Jennifer, in that room, owned up to how long she’d been running. How many times she’d stuck her fingers in the pages of the Choose Your Own Adventure books, trying to game the endings out, trying to get it right. And Jennifer said to her, there are many endings, and the right one is the one you choose.
You’ve got to pick, and if you let yourself go back over it and over it and over it trying to find a way out, you’ll scorch the ground you stand on. Jennifer’s been running so long. She’s been running in her head long before the world burned down. They put her in a cage and she built herself a wheel, turning and turning. The second season was Jennifer letting herself off, letting herself out.
We say you have to forgive yourself, and it always sounded like such a cop-out. Like sure, just tell yourself all your horrible things are okay, let yourself off the hook, how convenient. I never knew what that looked like until this show made it literal.
Forget the costumes and the clocks. This show is about time, and what it does to you, and what you do back.

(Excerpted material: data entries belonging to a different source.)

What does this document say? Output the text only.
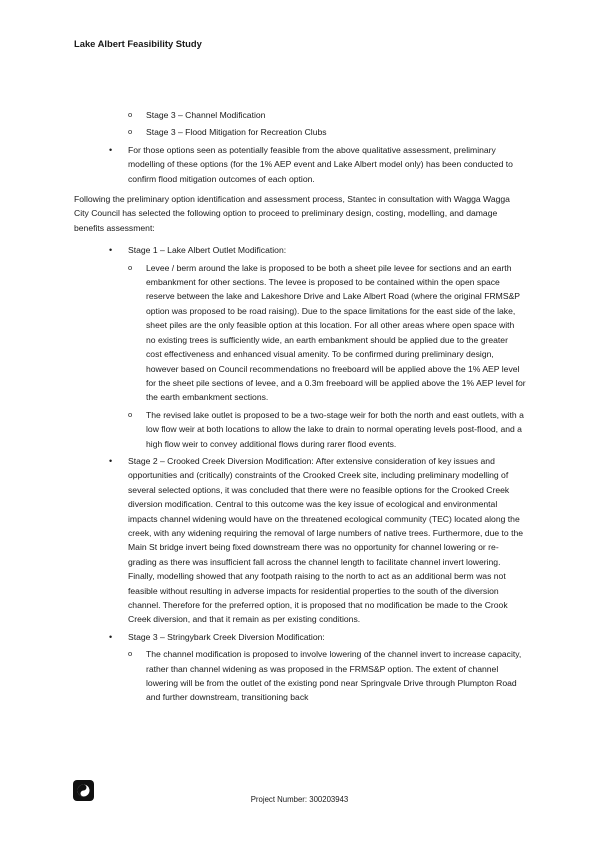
Lake Albert Feasibility Study
o Stage 3 – Channel Modification
o Stage 3 – Flood Mitigation for Recreation Clubs
• For those options seen as potentially feasible from the above qualitative assessment, preliminary modelling of these options (for the 1% AEP event and Lake Albert model only) has been conducted to confirm flood mitigation outcomes of each option.

Following the preliminary option identification and assessment process, Stantec in consultation with Wagga Wagga City Council has selected the following option to proceed to preliminary design, costing, modelling, and damage benefits assessment:

• Stage 1 – Lake Albert Outlet Modification:
o Levee / berm around the lake is proposed to be both a sheet pile levee for sections and an earth embankment for other sections. The levee is proposed to be contained within the open space reserve between the lake and Lakeshore Drive and Lake Albert Road (where the original FRMS&P option was proposed to be road raising). Due to the space limitations for the east side of the lake, sheet piles are the only feasible option at this location. For all other areas where open space with no existing trees is sufficiently wide, an earth embankment should be applied due to the greater cost effectiveness and enhanced visual amenity. To be confirmed during preliminary design, however based on Council recommendations no freeboard will be applied above the 1% AEP level for the sheet pile sections of levee, and a 0.3m freeboard will be applied above the 1% AEP level for the earth embankment sections.
o The revised lake outlet is proposed to be a two-stage weir for both the north and east outlets, with a low flow weir at both locations to allow the lake to drain to normal operating levels post-flood, and a high flow weir to convey additional flows during rarer flood events.
• Stage 2 – Crooked Creek Diversion Modification: After extensive consideration of key issues and opportunities and (critically) constraints of the Crooked Creek site, including preliminary modelling of several selected options, it was concluded that there were no feasible options for the Crooked Creek diversion modification. Central to this outcome was the key issue of ecological and environmental impacts channel widening would have on the threatened ecological community (TEC) located along the creek, with any widening requiring the removal of large numbers of native trees. Furthermore, due to the Main St bridge invert being fixed downstream there was no opportunity for channel lowering or re-grading as there was insufficient fall across the channel length to facilitate channel invert lowering. Finally, modelling showed that any footpath raising to the north to act as an additional berm was not feasible without resulting in adverse impacts for residential properties to the south of the diversion channel. Therefore for the preferred option, it is proposed that no modification be made to the Crook Creek diversion, and that it remain as per existing conditions.
• Stage 3 – Stringybark Creek Diversion Modification:
o The channel modification is proposed to involve lowering of the channel invert to increase capacity, rather than channel widening as was proposed in the FRMS&P option. The extent of channel lowering will be from the outlet of the existing pond near Springvale Drive through Plumpton Road and further downstream, transitioning back
Project Number: 300203943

Season Three starts with Cassandra Railly (separate from the entire character that is Her Hair) pregnant, frightened, cradling her belly. The beginning of anything is terrifying, and there is more ambivalence and fear than we admit, in childbearing. A child is optimism in its purest form, is hope embodied: Their world will be better than ours. But hope is helpless where we live now.
In Cassie’s world, everything’s on fire. Time is tearing itself apart. In ours, same, but so much more mundane: A small group of nasty people is destroying American government, has been for a while now, and has finally done enough damage to be noticed by those not directly targeted. Every damn day is a fight, about who we are and what we stand for, about things that shouldn’t even be a fight, like everybody’s full humanity, and if we can afford to teach people to read. The key attraction of the end of the world is its clarity: we dream of a single moment in which we could rise up heroes, instead of a thousand moments, every single day, which pass us by unnoticed.
My own daughter wants to right every wrong. Hearing a crying child in the store, she asks, “What’s the matter with that baby?” Seeing a schoolmate hurt she asks, “Are you okay?” We took her to the Women’s March in January, and she rode on her father’s shoulders, waving a sign that said, “Future President.” All I could think was that this would be the first world she would know, and if she would know that it was dumb and small and mean, then she’d also know that some of us fought back.
How do we raise our children, knowing the cruelty of the world? Knowing the plague is coming? They roll and twist inside us and we think we can protect them from their fate. Burn every spinning wheel in the kingdom and the princess still pricks her finger; build a wall of thorns a thousand feet high and someone will hack his way through. Save every penny and hide behind your bank account, hoard food in the cellar, weapons in the attic, ammunition in the coffee can under the bed.
You can flash card them in Mandarin and drive them to piano lessons and teach them to swim and hunt and start a fire, but all you’re doing is arming them for the fight. You still have to trust their strength is greater than your own. You can’t protect your children. You can’t stand guard against the world. You can’t choose their endings for them; if you’re very very lucky you won’t even witness them. The unimaginable courage, in Cassie’s hands, to know everything about what her baby will become, and still hold him, and sing him a lullaby.
This is a story about time, and mercy, time and hope, time and fear. There are no clean slates. There is always forgiveness. And however long you have with your darling daughters, it’s never going to be enough.